The first section develops a theory, model and implementation of the basic building blocks of imagination. I show that these building blocks can be represented by graphs that have a strong form of hierarchical compositionality (SHC) consistent with our imagined representations. In the second section, I outline three recent techniques that enable an analysis of SHC graphs and their substructures. The core insight is that current state-of-the-art approaches to similarity only measure surface features. Drawing on topological data analysis, I show that deeper structures can both be identified and compared across SHC graphs. This enables a more detailed examination of the motivating question.
The second half of the talk leverages the resulting tools to propose a theory and model of relationships between representations with fundamentally different surface structures. I introduce the notion of harmony as a structural union of SHC graphs that attaches disparate representations via their deep structural equivalences. Consistent with intuitions of ambiguous images, illusions, and similar visual equivalences, harmonization preserves SHC through the relationships it constructs. I argue that SHC also enables a form of causal independence that is essential for the harmonization process, tightly coupling the concepts.

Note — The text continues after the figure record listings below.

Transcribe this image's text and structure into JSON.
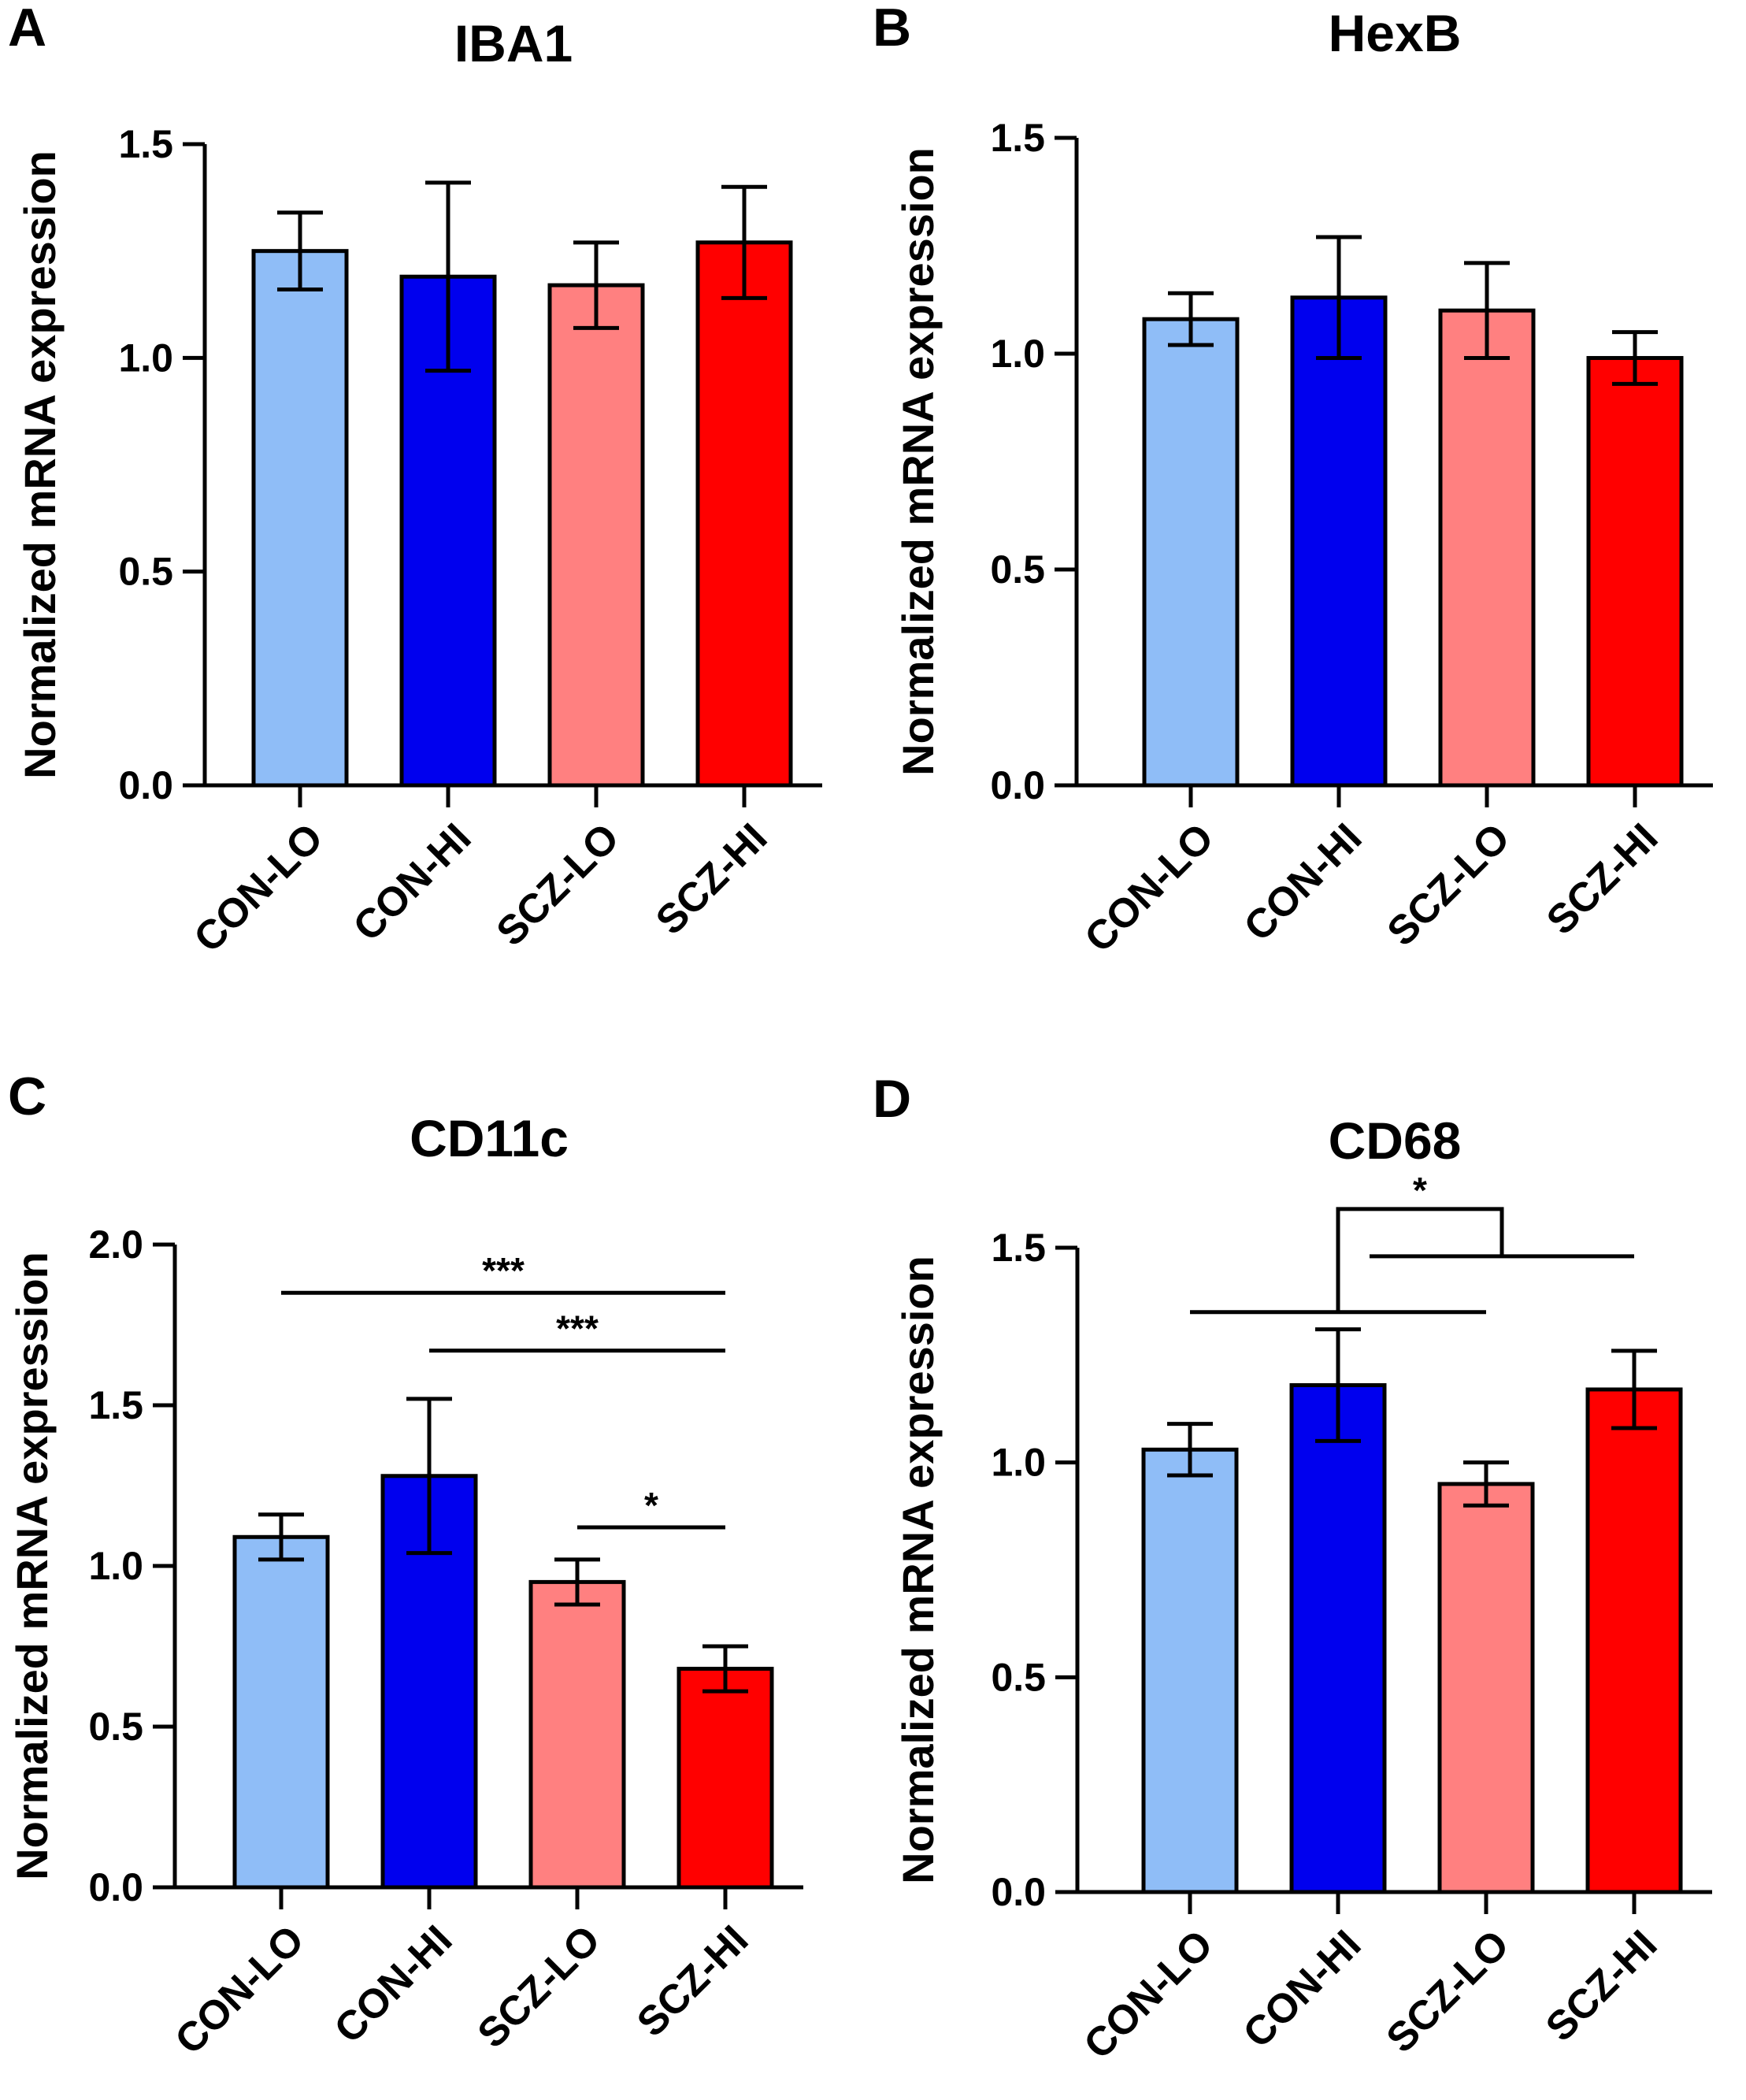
{
  "chart_data": [
    {
      "type": "bar",
      "panel_letter": "A",
      "title": "IBA1",
      "xlabel": "",
      "ylabel": "Normalized mRNA expression",
      "ylim": [
        0,
        1.5
      ],
      "yticks": [
        "0.0",
        "0.5",
        "1.0",
        "1.5"
      ],
      "categories": [
        "CON-LO",
        "CON-HI",
        "SCZ-LO",
        "SCZ-HI"
      ],
      "values": [
        1.25,
        1.19,
        1.17,
        1.27
      ],
      "errors": [
        0.09,
        0.22,
        0.1,
        0.13
      ],
      "colors": [
        "#8fbdf7",
        "#0000ee",
        "#ff8080",
        "#ff0000"
      ],
      "significance": []
    },
    {
      "type": "bar",
      "panel_letter": "B",
      "title": "HexB",
      "xlabel": "",
      "ylabel": "Normalized mRNA expression",
      "ylim": [
        0,
        1.5
      ],
      "yticks": [
        "0.0",
        "0.5",
        "1.0",
        "1.5"
      ],
      "categories": [
        "CON-LO",
        "CON-HI",
        "SCZ-LO",
        "SCZ-HI"
      ],
      "values": [
        1.08,
        1.13,
        1.1,
        0.99
      ],
      "errors": [
        0.06,
        0.14,
        0.11,
        0.06
      ],
      "colors": [
        "#8fbdf7",
        "#0000ee",
        "#ff8080",
        "#ff0000"
      ],
      "significance": []
    },
    {
      "type": "bar",
      "panel_letter": "C",
      "title": "CD11c",
      "xlabel": "",
      "ylabel": "Normalized mRNA expression",
      "ylim": [
        0,
        2.0
      ],
      "yticks": [
        "0.0",
        "0.5",
        "1.0",
        "1.5",
        "2.0"
      ],
      "categories": [
        "CON-LO",
        "CON-HI",
        "SCZ-LO",
        "SCZ-HI"
      ],
      "values": [
        1.09,
        1.28,
        0.95,
        0.68
      ],
      "errors": [
        0.07,
        0.24,
        0.07,
        0.07
      ],
      "colors": [
        "#8fbdf7",
        "#0000ee",
        "#ff8080",
        "#ff0000"
      ],
      "significance": [
        {
          "from": 0,
          "to": 3,
          "label": "***",
          "y": 1.85
        },
        {
          "from": 1,
          "to": 3,
          "label": "***",
          "y": 1.67
        },
        {
          "from": 2,
          "to": 3,
          "label": "*",
          "y": 1.12
        }
      ]
    },
    {
      "type": "bar",
      "panel_letter": "D",
      "title": "CD68",
      "xlabel": "",
      "ylabel": "Normalized mRNA expression",
      "ylim": [
        0,
        1.5
      ],
      "yticks": [
        "0.0",
        "0.5",
        "1.0",
        "1.5"
      ],
      "categories": [
        "CON-LO",
        "CON-HI",
        "SCZ-LO",
        "SCZ-HI"
      ],
      "values": [
        1.03,
        1.18,
        0.95,
        1.17
      ],
      "errors": [
        0.06,
        0.13,
        0.05,
        0.09
      ],
      "colors": [
        "#8fbdf7",
        "#0000ee",
        "#ff8080",
        "#ff0000"
      ],
      "significance": [
        {
          "groups": [
            [
              0,
              2
            ],
            [
              1,
              3
            ]
          ],
          "label": "*",
          "lower_y": 1.35,
          "upper_y": 1.48,
          "top_y": 1.59
        }
      ]
    }
  ]
}
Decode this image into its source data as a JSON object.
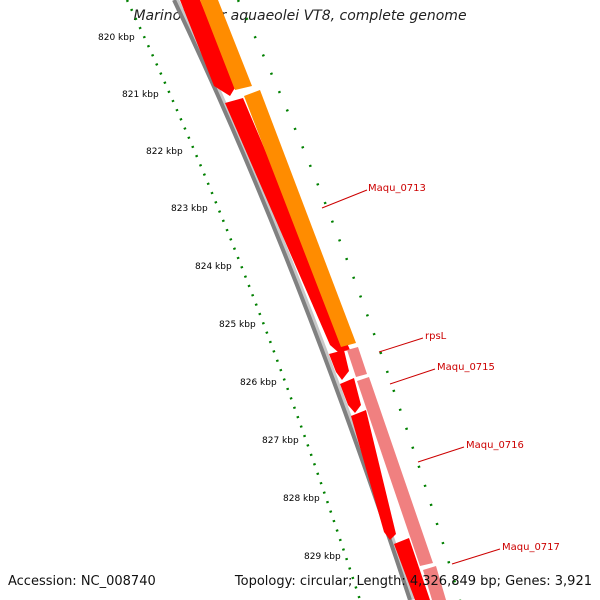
{
  "map": {
    "title": "Marinobacter aquaeolei VT8, complete genome",
    "accession": "Accession: NC_008740",
    "summary": "Topology: circular; Length: 4,326,849 bp; Genes: 3,921",
    "ticks": [
      "820 kbp",
      "821 kbp",
      "822 kbp",
      "823 kbp",
      "824 kbp",
      "825 kbp",
      "826 kbp",
      "827 kbp",
      "828 kbp",
      "829 kbp"
    ],
    "genes": [
      {
        "label": "Maqu_0713",
        "color": "#cc0000"
      },
      {
        "label": "rpsL",
        "color": "#cc0000"
      },
      {
        "label": "Maqu_0715",
        "color": "#cc0000"
      },
      {
        "label": "Maqu_0716",
        "color": "#cc0000"
      },
      {
        "label": "Maqu_0717",
        "color": "#cc0000"
      }
    ],
    "colors": {
      "cds": "#ff0000",
      "gene": "#ff8c00",
      "gene_light": "#f08080",
      "backbone": "#808080",
      "ticks": "#008000"
    }
  }
}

The final section moves to a discussion of information processing schemes that could compute harmony. My proposed technique exploits hierarchical embeddings to produce the necessary SHC and causal independence required by the theory. This distills another tight conceptual coupling for the topic. I then conclude the section by empirically demonstrating that hierarchical embeddings transform generative adversarial networks from a process of mapping-by-deformation to the desired, structure preserving harmony relation. I call the resulting theory of representational structure conceptual geometries in an effort to differentiate it from traditional approaches for describing structure.